It’s Tuesday again! Damn! I hope he doesn’t come today. Oh God, please make him sick today. Please! š
I used to take music lessons when I was in middle school. Every Tuesday morning my tabla-teacher used to come to my house. I had to practice 6-8 songs a week along with tabla, so that my beats were correct. Mehra uncle was very strict and punctual, he hardly took a day off. I absolutely hated it.
On every Wednesday I had music classes where I learnt new songs. That class was in the evening at my home. I was always very ordinary in this regard. Half of the year I used to have cough and cold which was an absolute enemy of singing.
Pity on my neighbourhood who had to bear with my shrill and disgusting vocal exercises on regular basis. I used to practice songs daily. I had a diary where all the lyrics and notes were there. I had to practice 5-6 songs everyday. Some songs were very easy, some were difficult. Difficult notes and difficult beat. I wanted to skip the parts where my voice couldn’t reach the higher notes. Despite all my effort and practice, I was never good enough in singing, neither it had my love.

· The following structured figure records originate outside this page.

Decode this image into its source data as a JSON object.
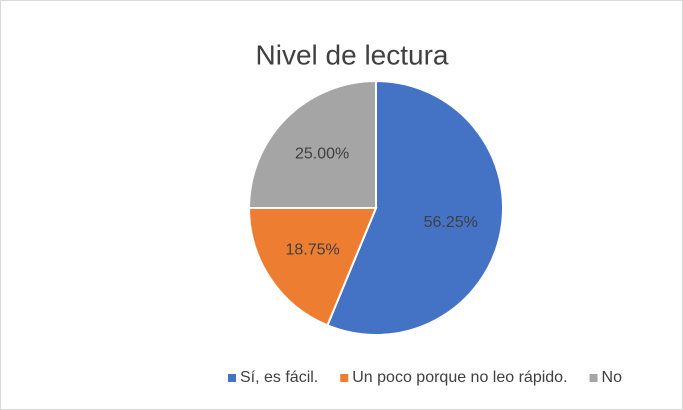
{
  "chart_data": {
    "type": "pie",
    "title": "Nivel de lectura",
    "categories": [
      "Sí, es fácil.",
      "Un poco porque no leo rápido.",
      "No"
    ],
    "values": [
      56.25,
      18.75,
      25
    ],
    "value_labels": [
      "56.25%",
      "18.75%",
      "25.00%"
    ],
    "colors": [
      "#4472c4",
      "#ed7d31",
      "#a5a5a5"
    ],
    "legend": "bottom"
  }
}
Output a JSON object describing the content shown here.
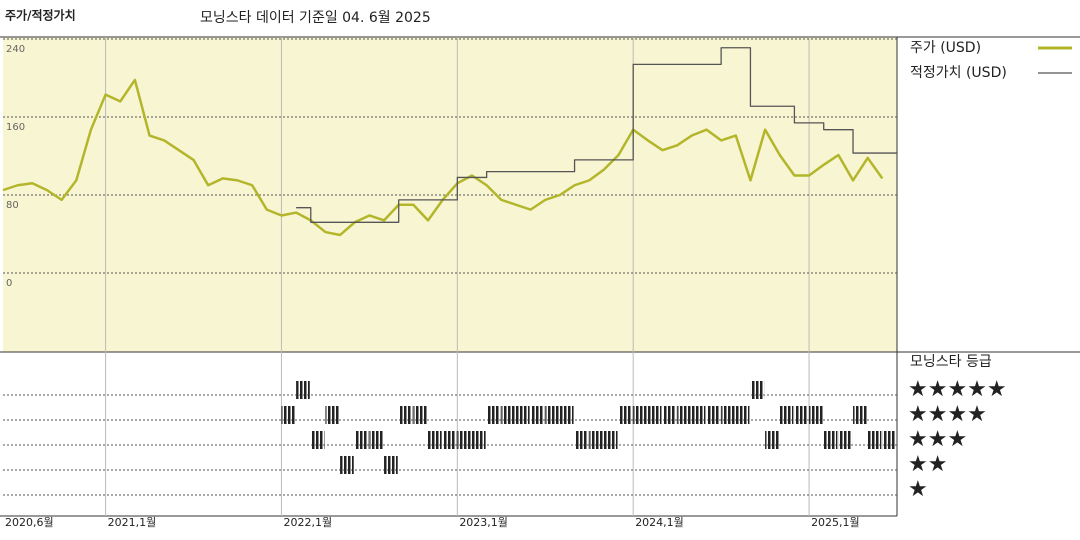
{
  "chart_data": [
    {
      "type": "line",
      "title": "주가/적정가치",
      "subtitle": "모닝스타 데이터 기준일 04. 6월 2025",
      "x": [
        "2020-06",
        "2020-07",
        "2020-08",
        "2020-09",
        "2020-10",
        "2020-11",
        "2020-12",
        "2021-01",
        "2021-02",
        "2021-03",
        "2021-04",
        "2021-05",
        "2021-06",
        "2021-07",
        "2021-08",
        "2021-09",
        "2021-10",
        "2021-11",
        "2021-12",
        "2022-01",
        "2022-02",
        "2022-03",
        "2022-04",
        "2022-05",
        "2022-06",
        "2022-07",
        "2022-08",
        "2022-09",
        "2022-10",
        "2022-11",
        "2022-12",
        "2023-01",
        "2023-02",
        "2023-03",
        "2023-04",
        "2023-05",
        "2023-06",
        "2023-07",
        "2023-08",
        "2023-09",
        "2023-10",
        "2023-11",
        "2023-12",
        "2024-01",
        "2024-02",
        "2024-03",
        "2024-04",
        "2024-05",
        "2024-06",
        "2024-07",
        "2024-08",
        "2024-09",
        "2024-10",
        "2024-11",
        "2024-12",
        "2025-01",
        "2025-02",
        "2025-03",
        "2025-04",
        "2025-05",
        "2025-06"
      ],
      "series": [
        {
          "name": "주가 (USD)",
          "color": "#b3b62a",
          "values": [
            85,
            90,
            92,
            85,
            75,
            95,
            147,
            183,
            176,
            198,
            141,
            136,
            126,
            116,
            90,
            97,
            95,
            90,
            65,
            59,
            62,
            54,
            42,
            39,
            52,
            59,
            54,
            70,
            70,
            54,
            75,
            92,
            100,
            90,
            75,
            70,
            65,
            75,
            80,
            90,
            95,
            106,
            121,
            147,
            136,
            126,
            131,
            141,
            147,
            136,
            141,
            95,
            147,
            121,
            100,
            100,
            111,
            121,
            95,
            118,
            97
          ]
        },
        {
          "name": "적정가치 (USD)",
          "color": "#555555",
          "step": true,
          "values": [
            null,
            null,
            null,
            null,
            null,
            null,
            null,
            null,
            null,
            null,
            null,
            null,
            null,
            null,
            null,
            null,
            null,
            null,
            null,
            null,
            67,
            52,
            52,
            52,
            52,
            52,
            52,
            75,
            75,
            75,
            75,
            98,
            98,
            104,
            104,
            104,
            104,
            104,
            104,
            116,
            116,
            116,
            116,
            214,
            214,
            214,
            214,
            214,
            214,
            231,
            231,
            171,
            171,
            171,
            154,
            154,
            147,
            147,
            123,
            123,
            123
          ]
        }
      ],
      "ylim": [
        -80,
        240
      ],
      "yticks": [
        0,
        80,
        160,
        240
      ],
      "xlim": [
        "2020-06",
        "2025-07"
      ],
      "xticks": [
        {
          "value": "2020-06",
          "label": "2020,6월"
        },
        {
          "value": "2021-01",
          "label": "2021,1월"
        },
        {
          "value": "2022-01",
          "label": "2022,1월"
        },
        {
          "value": "2023-01",
          "label": "2023,1월"
        },
        {
          "value": "2024-01",
          "label": "2024,1월"
        },
        {
          "value": "2025-01",
          "label": "2025,1월"
        }
      ],
      "grid": true,
      "background": "#f8f5d2",
      "legend": "right"
    },
    {
      "type": "rating",
      "title": "모닝스타 등급",
      "x": [
        "2022-01",
        "2022-02",
        "2022-03",
        "2022-04",
        "2022-05",
        "2022-06",
        "2022-07",
        "2022-08",
        "2022-09",
        "2022-10",
        "2022-11",
        "2022-12",
        "2023-01",
        "2023-02",
        "2023-03",
        "2023-04",
        "2023-05",
        "2023-06",
        "2023-07",
        "2023-08",
        "2023-09",
        "2023-10",
        "2023-11",
        "2023-12",
        "2024-01",
        "2024-02",
        "2024-03",
        "2024-04",
        "2024-05",
        "2024-06",
        "2024-07",
        "2024-08",
        "2024-09",
        "2024-10",
        "2024-11",
        "2024-12",
        "2025-01",
        "2025-02",
        "2025-03",
        "2025-04",
        "2025-05",
        "2025-06"
      ],
      "values": [
        4,
        5,
        3,
        4,
        2,
        3,
        3,
        2,
        4,
        4,
        3,
        3,
        3,
        3,
        4,
        4,
        4,
        4,
        4,
        4,
        3,
        3,
        3,
        4,
        4,
        4,
        4,
        4,
        4,
        4,
        4,
        4,
        5,
        3,
        4,
        4,
        4,
        3,
        3,
        4,
        3,
        3
      ],
      "levels": [
        5,
        4,
        3,
        2,
        1
      ],
      "level_labels": [
        "★★★★★",
        "★★★★",
        "★★★",
        "★★",
        "★"
      ],
      "color": "#222222"
    }
  ]
}
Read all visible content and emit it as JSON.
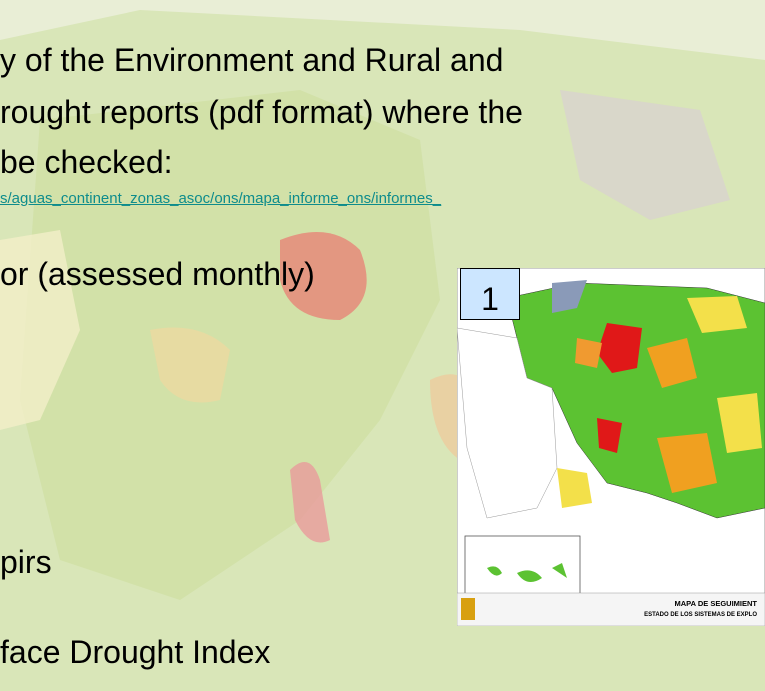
{
  "slide": {
    "lines": [
      "y of the Environment and Rural and",
      "rought reports (pdf format) where the",
      "be checked:"
    ],
    "link": "s/aguas_continent_zonas_asoc/ons/mapa_informe_ons/informes_",
    "item_1": "or (assessed monthly)",
    "badge": "1",
    "item_2": "pirs",
    "item_3": "face Drought Index"
  },
  "map": {
    "title": "MAPA DE SEGUIMIENT",
    "subtitle": "ESTADO DE LOS SISTEMAS DE EXPLO"
  }
}
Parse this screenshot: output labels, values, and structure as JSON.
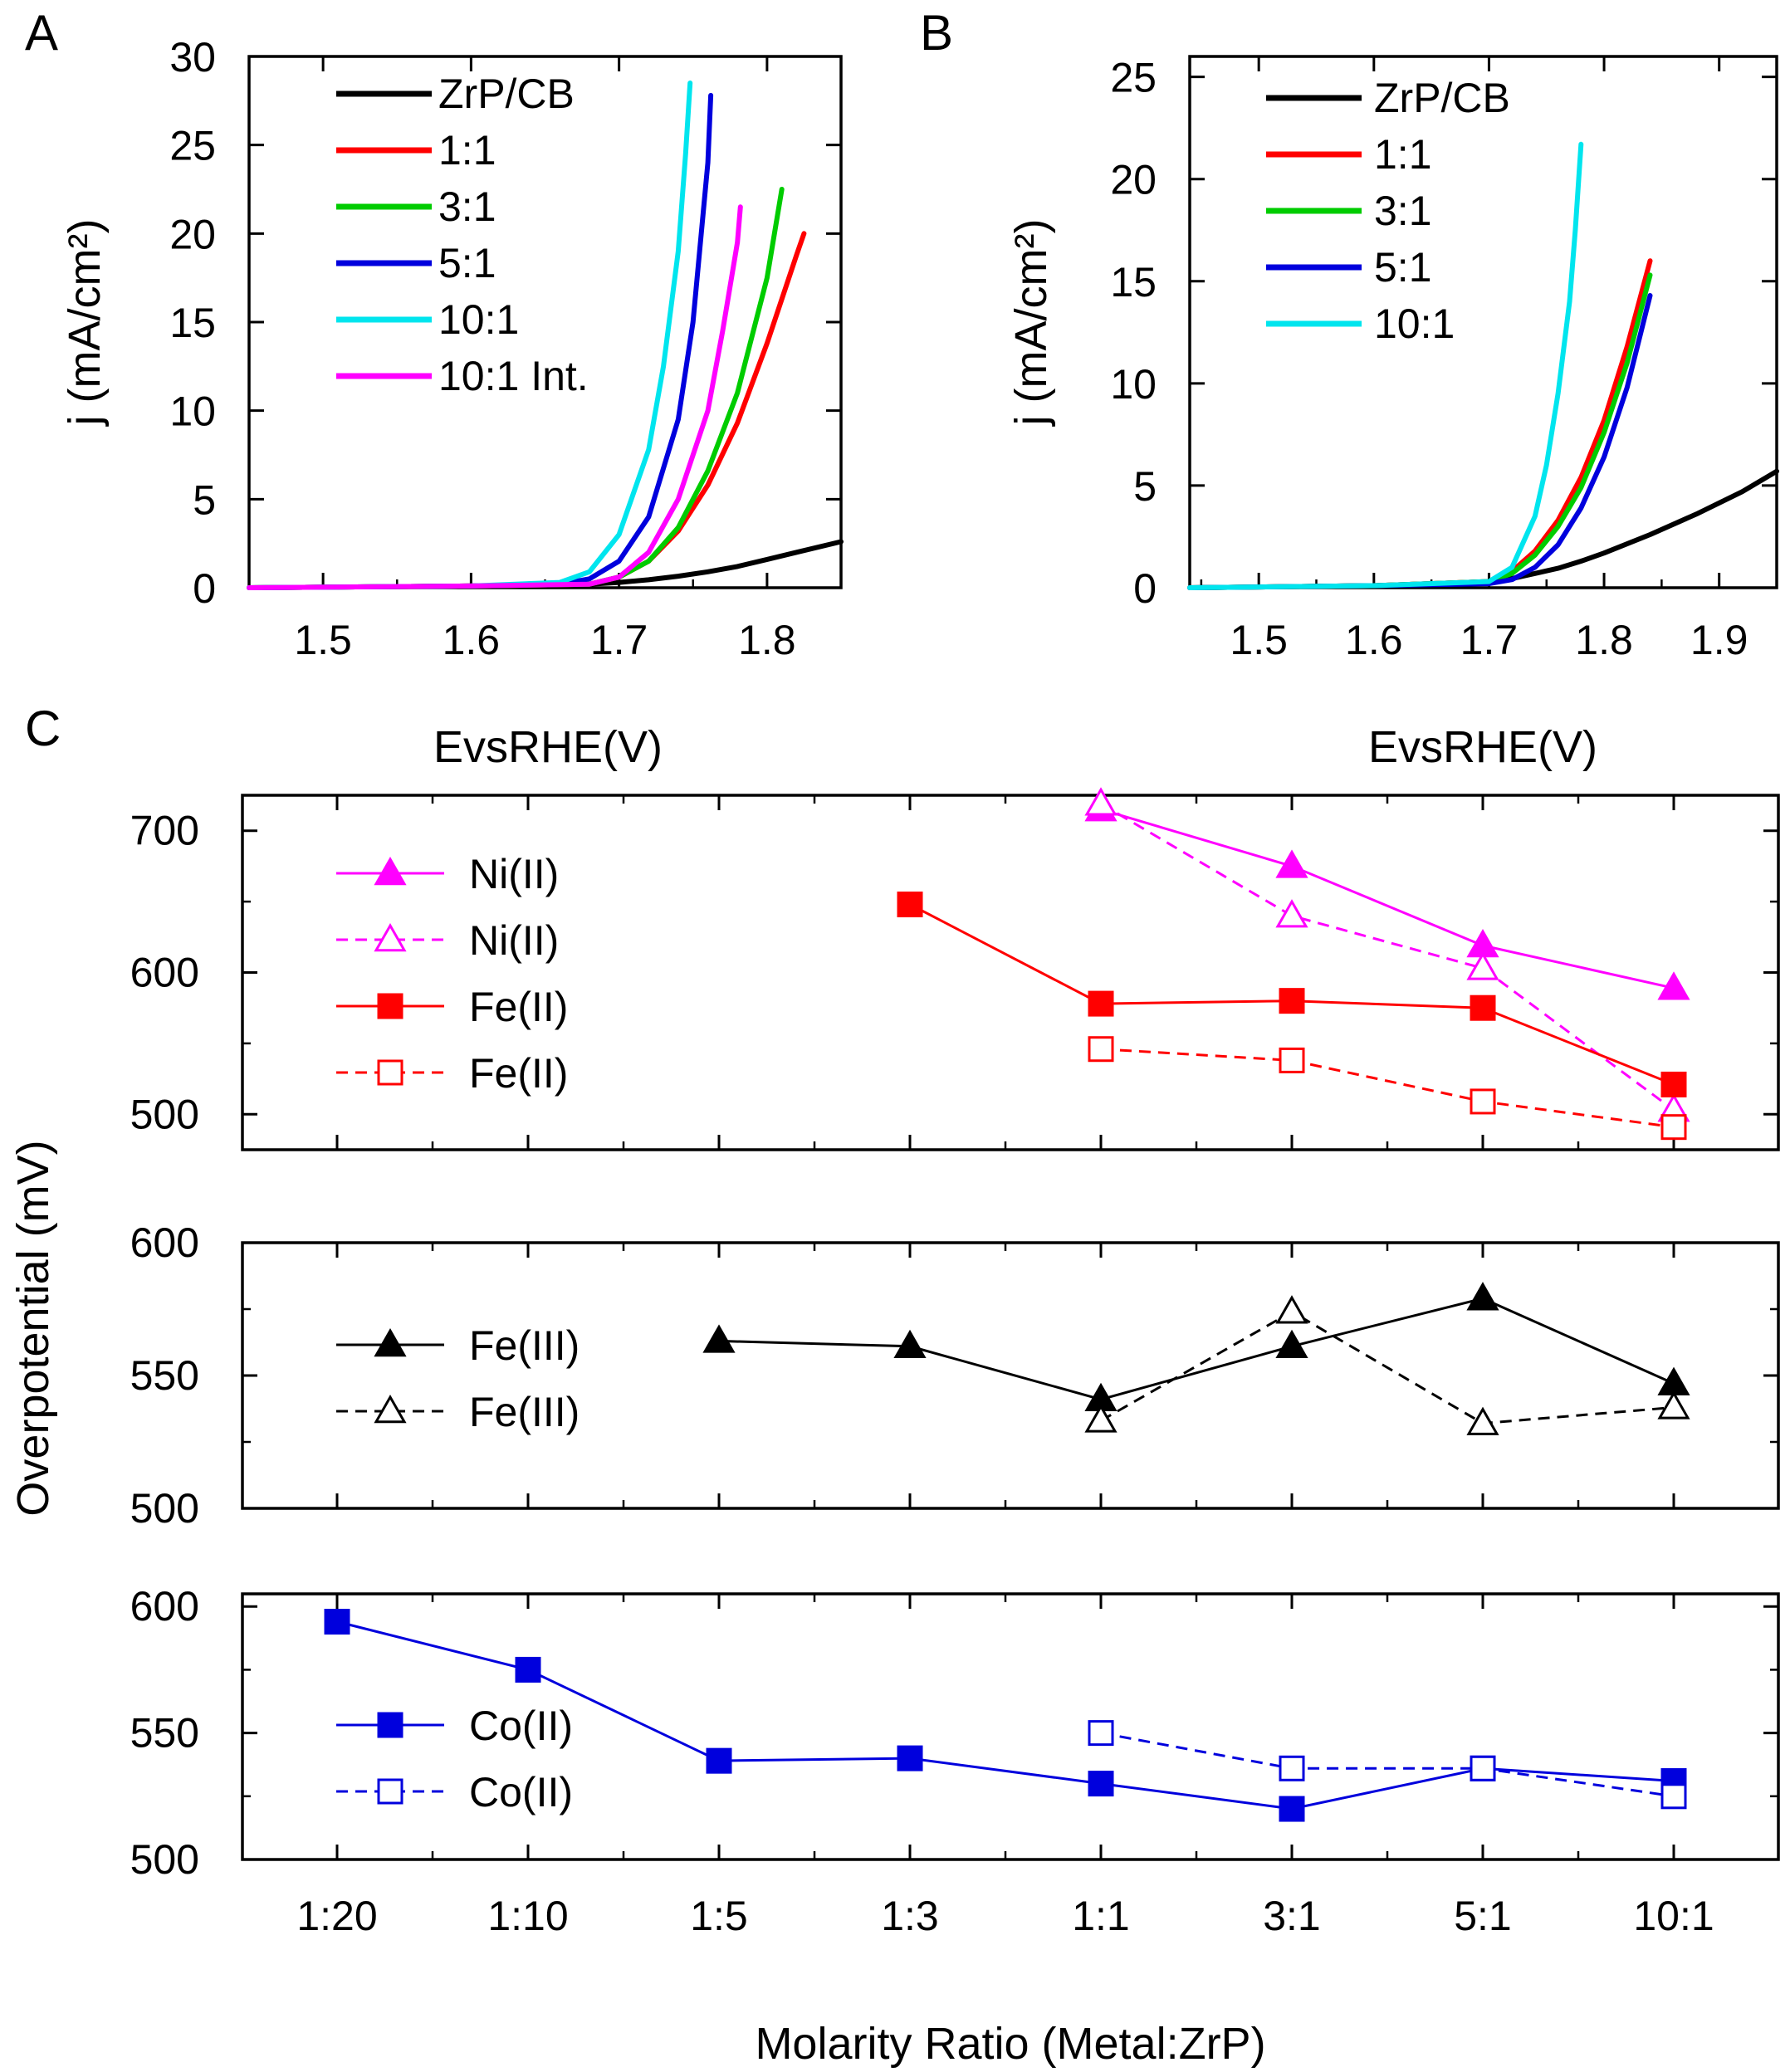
{
  "chart_data": [
    {
      "panel": "A",
      "type": "line",
      "xlabel": "EvsRHE(V)",
      "ylabel": "j (mA/cm²)",
      "xlim": [
        1.45,
        1.85
      ],
      "ylim": [
        0,
        30
      ],
      "xticks": [
        "1.5",
        "1.6",
        "1.7",
        "1.8"
      ],
      "yticks": [
        "0",
        "5",
        "10",
        "15",
        "20",
        "25",
        "30"
      ],
      "legend_position": "top-left",
      "series": [
        {
          "name": "ZrP/CB",
          "color": "#000000",
          "x": [
            1.45,
            1.6,
            1.68,
            1.7,
            1.72,
            1.74,
            1.76,
            1.78,
            1.8,
            1.82,
            1.85
          ],
          "y": [
            0,
            0.1,
            0.2,
            0.3,
            0.45,
            0.65,
            0.9,
            1.2,
            1.6,
            2.0,
            2.6
          ]
        },
        {
          "name": "1:1",
          "color": "#ff0000",
          "x": [
            1.45,
            1.6,
            1.68,
            1.7,
            1.72,
            1.74,
            1.76,
            1.78,
            1.8,
            1.82,
            1.825
          ],
          "y": [
            0,
            0.1,
            0.2,
            0.6,
            1.5,
            3.2,
            5.8,
            9.3,
            13.8,
            18.8,
            20.0
          ]
        },
        {
          "name": "3:1",
          "color": "#00cc00",
          "x": [
            1.45,
            1.6,
            1.68,
            1.7,
            1.72,
            1.74,
            1.76,
            1.78,
            1.8,
            1.81
          ],
          "y": [
            0,
            0.1,
            0.2,
            0.6,
            1.5,
            3.4,
            6.6,
            11.0,
            17.5,
            22.5
          ]
        },
        {
          "name": "5:1",
          "color": "#0000dd",
          "x": [
            1.45,
            1.6,
            1.66,
            1.68,
            1.7,
            1.72,
            1.74,
            1.75,
            1.76,
            1.762
          ],
          "y": [
            0,
            0.1,
            0.2,
            0.5,
            1.5,
            4.0,
            9.5,
            15.0,
            24.0,
            27.8
          ]
        },
        {
          "name": "10:1",
          "color": "#00e5ee",
          "x": [
            1.45,
            1.6,
            1.66,
            1.68,
            1.7,
            1.72,
            1.73,
            1.74,
            1.745,
            1.748
          ],
          "y": [
            0,
            0.1,
            0.3,
            0.9,
            3.0,
            7.8,
            12.5,
            19.0,
            24.5,
            28.5
          ]
        },
        {
          "name": "10:1 Int.",
          "color": "#ff00ff",
          "x": [
            1.45,
            1.6,
            1.68,
            1.7,
            1.72,
            1.74,
            1.76,
            1.77,
            1.78,
            1.782
          ],
          "y": [
            0,
            0.1,
            0.2,
            0.6,
            2.0,
            5.0,
            10.0,
            14.5,
            19.5,
            21.5
          ]
        }
      ]
    },
    {
      "panel": "B",
      "type": "line",
      "xlabel": "EvsRHE(V)",
      "ylabel": "j (mA/cm²)",
      "xlim": [
        1.44,
        1.95
      ],
      "ylim": [
        0,
        26
      ],
      "xticks": [
        "1.5",
        "1.6",
        "1.7",
        "1.8",
        "1.9"
      ],
      "yticks": [
        "0",
        "5",
        "10",
        "15",
        "20",
        "25"
      ],
      "legend_position": "top-left",
      "series": [
        {
          "name": "ZrP/CB",
          "color": "#000000",
          "x": [
            1.44,
            1.6,
            1.7,
            1.72,
            1.74,
            1.76,
            1.78,
            1.8,
            1.84,
            1.88,
            1.92,
            1.95
          ],
          "y": [
            0,
            0.1,
            0.3,
            0.45,
            0.7,
            0.95,
            1.3,
            1.7,
            2.6,
            3.6,
            4.7,
            5.7
          ]
        },
        {
          "name": "1:1",
          "color": "#ff0000",
          "x": [
            1.44,
            1.6,
            1.7,
            1.72,
            1.74,
            1.76,
            1.78,
            1.8,
            1.82,
            1.84
          ],
          "y": [
            0,
            0.1,
            0.3,
            0.8,
            1.8,
            3.3,
            5.4,
            8.2,
            11.8,
            16.0
          ]
        },
        {
          "name": "3:1",
          "color": "#00cc00",
          "x": [
            1.44,
            1.6,
            1.7,
            1.72,
            1.74,
            1.76,
            1.78,
            1.8,
            1.82,
            1.84
          ],
          "y": [
            0,
            0.1,
            0.3,
            0.7,
            1.6,
            3.0,
            4.9,
            7.6,
            11.0,
            15.3
          ]
        },
        {
          "name": "5:1",
          "color": "#0000dd",
          "x": [
            1.44,
            1.6,
            1.7,
            1.72,
            1.74,
            1.76,
            1.78,
            1.8,
            1.82,
            1.84
          ],
          "y": [
            0,
            0.1,
            0.2,
            0.4,
            1.0,
            2.1,
            3.9,
            6.4,
            9.8,
            14.3
          ]
        },
        {
          "name": "10:1",
          "color": "#00e5ee",
          "x": [
            1.44,
            1.6,
            1.7,
            1.72,
            1.74,
            1.75,
            1.76,
            1.77,
            1.775,
            1.78
          ],
          "y": [
            0,
            0.1,
            0.3,
            1.0,
            3.5,
            6.0,
            9.5,
            14.0,
            17.5,
            21.7
          ]
        }
      ]
    },
    {
      "panel": "C",
      "type": "line",
      "xlabel": "Molarity Ratio (Metal:ZrP)",
      "ylabel": "Overpotential (mV)",
      "categories": [
        "1:20",
        "1:10",
        "1:5",
        "1:3",
        "1:1",
        "3:1",
        "5:1",
        "10:1"
      ],
      "subplots": [
        {
          "ylim": [
            475,
            725
          ],
          "yticks": [
            "500",
            "600",
            "700"
          ],
          "series": [
            {
              "name": "Ni(II)",
              "color": "#ff00ff",
              "marker": "triangle",
              "filled": true,
              "dashed": false,
              "values": [
                null,
                null,
                null,
                null,
                715,
                675,
                619,
                589
              ]
            },
            {
              "name": "Ni(II)",
              "color": "#ff00ff",
              "marker": "triangle",
              "filled": false,
              "dashed": true,
              "values": [
                null,
                null,
                null,
                null,
                719,
                640,
                603,
                503
              ]
            },
            {
              "name": "Fe(II)",
              "color": "#ff0000",
              "marker": "square",
              "filled": true,
              "dashed": false,
              "values": [
                null,
                null,
                null,
                648,
                578,
                580,
                575,
                521
              ]
            },
            {
              "name": "Fe(II)",
              "color": "#ff0000",
              "marker": "square",
              "filled": false,
              "dashed": true,
              "values": [
                null,
                null,
                null,
                null,
                546,
                538,
                509,
                491
              ]
            }
          ]
        },
        {
          "ylim": [
            500,
            600
          ],
          "yticks": [
            "500",
            "550",
            "600"
          ],
          "series": [
            {
              "name": "Fe(III)",
              "color": "#000000",
              "marker": "triangle",
              "filled": true,
              "dashed": false,
              "values": [
                null,
                null,
                563,
                561,
                541,
                561,
                579,
                547
              ]
            },
            {
              "name": "Fe(III)",
              "color": "#000000",
              "marker": "triangle",
              "filled": false,
              "dashed": true,
              "values": [
                null,
                null,
                null,
                null,
                533,
                574,
                532,
                538
              ]
            }
          ]
        },
        {
          "ylim": [
            500,
            605
          ],
          "yticks": [
            "500",
            "550",
            "600"
          ],
          "series": [
            {
              "name": "Co(II)",
              "color": "#0000dd",
              "marker": "square",
              "filled": true,
              "dashed": false,
              "values": [
                594,
                575,
                539,
                540,
                530,
                520,
                536,
                531
              ]
            },
            {
              "name": "Co(II)",
              "color": "#0000dd",
              "marker": "square",
              "filled": false,
              "dashed": true,
              "values": [
                null,
                null,
                null,
                null,
                550,
                536,
                536,
                525
              ]
            }
          ]
        }
      ]
    }
  ]
}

I did it because my parents wanted me to do so.
I quit singing in 9th standard, when I was not being able to maintain balance between my studies and singing.
Not only my parents, at my place almost every other parents send their kids to music/art/dance classes at a very young age. There is no question to encourage passion or creativity. Lucky are those kids who end up with finding their passion in the class they were sent to.
As a kid, I liked to draw. That’s not a unique thing in kids. But I always had a drawing book and some drawing supplies to draw in my spare time. I never had a chance to take classes for it. There was one day when I sat with my drawing book and a pencil in my hand but my mind was absolutely blank. I tried so hard but couldn’t think about a single thing that I could draw. My imagination was an absolute empty canvas. The thought that I couldn’t embrace what I actually loved broke my heart. It felt like losing something that was so dear to me. I tried quite a few times after that but art had abandoned me for my negligence.
Parents always want the best for their children. But sometimes their wish to do everything right stifles the natural blooming of a kid’s creativity. Let your kid explore things. Most likely, they will eventually figure out what entice them. Even if they don’t find anything, there will be no guilt of working so hard for something they didn’t like than following their heart’s desire.